High-dose capsaicin leads to an initial release of neuropeptides on the application site, causing transient local effects such as burning sensation, pruritus, and erythema. In order to minimize this temporary discomfort for the patients, the manufacturer recommends a pre-treatment of the skin with a local anesthetic (e.g. lidocaine cream). Latest studies proved, that a pre-treatment causes no significant benefit regarding safety and efficacy of the capsaicin application [13, 22], thus, according to the new guidelines (April 2013), pre-treatment is considered obsolete.

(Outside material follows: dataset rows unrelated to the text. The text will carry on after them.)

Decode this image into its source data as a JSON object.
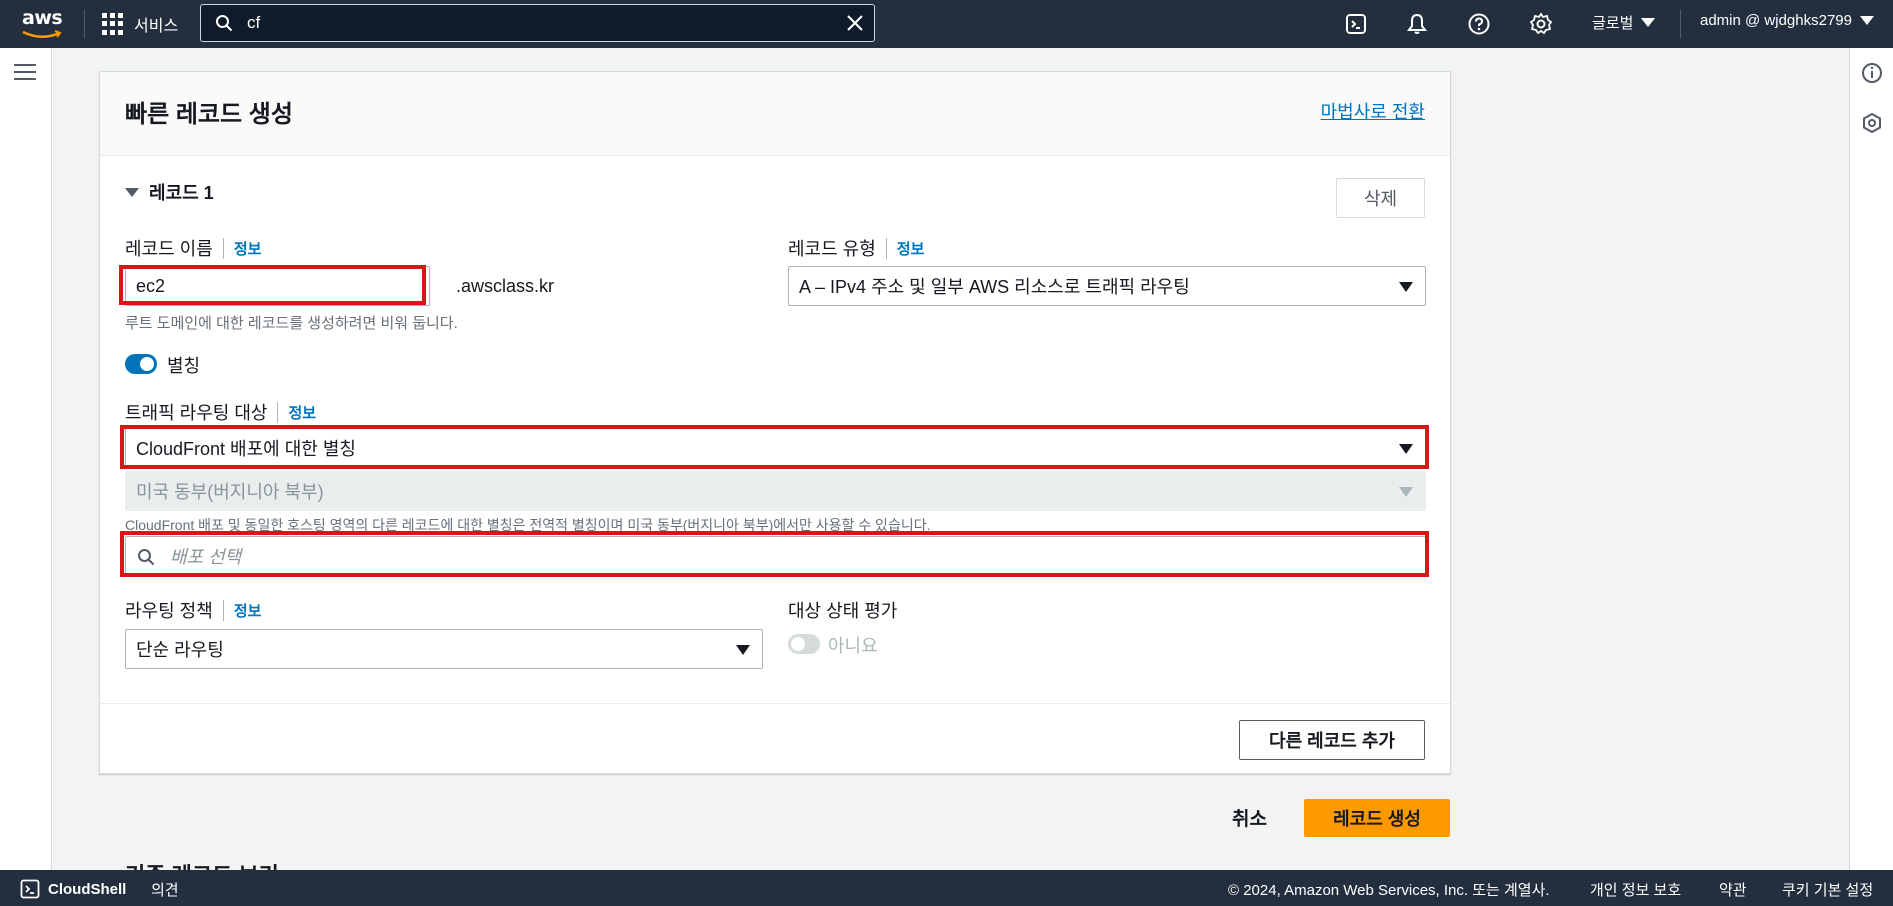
{
  "topbar": {
    "logo": "aws",
    "services_label": "서비스",
    "search_value": "cf",
    "region_label": "글로벌",
    "account_label": "admin @ wjdghks2799"
  },
  "form": {
    "title": "빠른 레코드 생성",
    "wizard_link": "마법사로 전환",
    "record_section": "레코드 1",
    "delete_label": "삭제",
    "record_name_label": "레코드 이름",
    "record_name_value": "ec2",
    "record_name_suffix": ".awsclass.kr",
    "record_name_hint": "루트 도메인에 대한 레코드를 생성하려면 비워 둡니다.",
    "record_type_label": "레코드 유형",
    "record_type_value": "A – IPv4 주소 및 일부 AWS 리소스로 트래픽 라우팅",
    "alias_label": "별칭",
    "alias_enabled": true,
    "route_target_label": "트래픽 라우팅 대상",
    "route_target_value": "CloudFront 배포에 대한 별칭",
    "region_value": "미국 동부(버지니아 북부)",
    "region_hint": "CloudFront 배포 및 동일한 호스팅 영역의 다른 레코드에 대한 별칭은 전역적 별칭이며 미국 동부(버지니아 북부)에서만 사용할 수 있습니다.",
    "distribution_placeholder": "배포 선택",
    "routing_policy_label": "라우팅 정책",
    "routing_policy_value": "단순 라우팅",
    "health_eval_label": "대상 상태 평가",
    "health_eval_value": "아니요",
    "health_eval_enabled": false,
    "info_label": "정보",
    "add_record_label": "다른 레코드 추가",
    "cancel_label": "취소",
    "create_label": "레코드 생성",
    "next_section_label": "기존 레코드 보기"
  },
  "footer": {
    "cloudshell_label": "CloudShell",
    "feedback_label": "의견",
    "copyright": "© 2024, Amazon Web Services, Inc. 또는 계열사.",
    "privacy_label": "개인 정보 보호",
    "terms_label": "약관",
    "cookie_label": "쿠키 기본 설정"
  },
  "colors": {
    "nav_bg": "#232f3e",
    "link": "#0073bb",
    "primary_button": "#ff9900",
    "highlight": "#d91515"
  },
  "icons": [
    "grid-icon",
    "search-icon",
    "close-icon",
    "cloudshell-icon",
    "bell-icon",
    "help-icon",
    "gear-icon",
    "caret-down-icon",
    "menu-icon",
    "info-icon",
    "hexagon-icon"
  ]
}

To distinguish responders from non-responders and to optimize response rates, a pre-therapeutic, systematic testing and profiling of the patients using pin prick, thermal threshold and mechanical allodynia is recommended. Additionally, repetitive application of the patch appears to enhance the therapeutic effect. It is important to guarantee a sufficient contact between patch and skin throughout the entire application process, to ensure an even and complete penetration into the skin. An incomplete absorption of the capsaicin is a common reason for reduced response to treatment [22].

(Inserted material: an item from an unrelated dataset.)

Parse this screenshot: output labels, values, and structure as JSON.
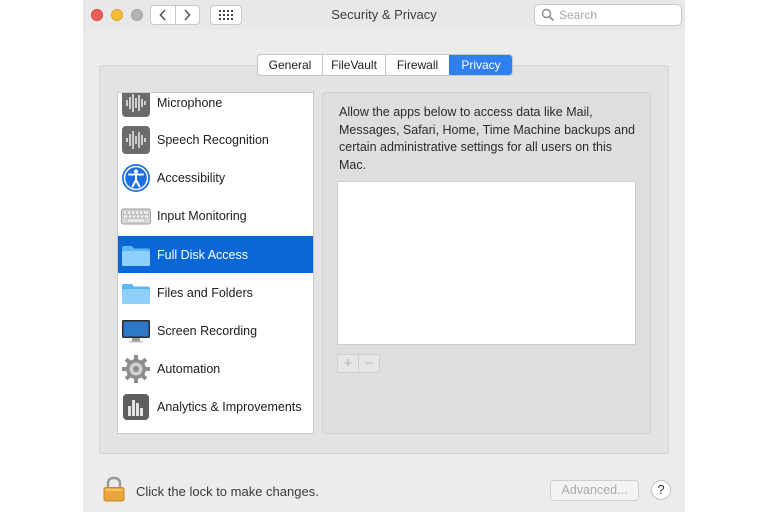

A trial exploring the cost-efficiency of the treatment of PHN [2] showed that topically applied 8 % capsaicin is significantly more effective than oral agents, such as tricyclic antidepressants, Duloxetine, Gabapentin, Pregabalin, and that the costs for the capsaicin patches are not higher than those for conventional lidocaine patches.

For study purposes, capsaicin is successfully applied in other painful conditions, such as postoperative neuropathic pain, scar pain and peripheral neuropathy. For the treatment of tumor-associated neuropathic pain, a 90 % pain reduction was achieved in 71 % of patients [3].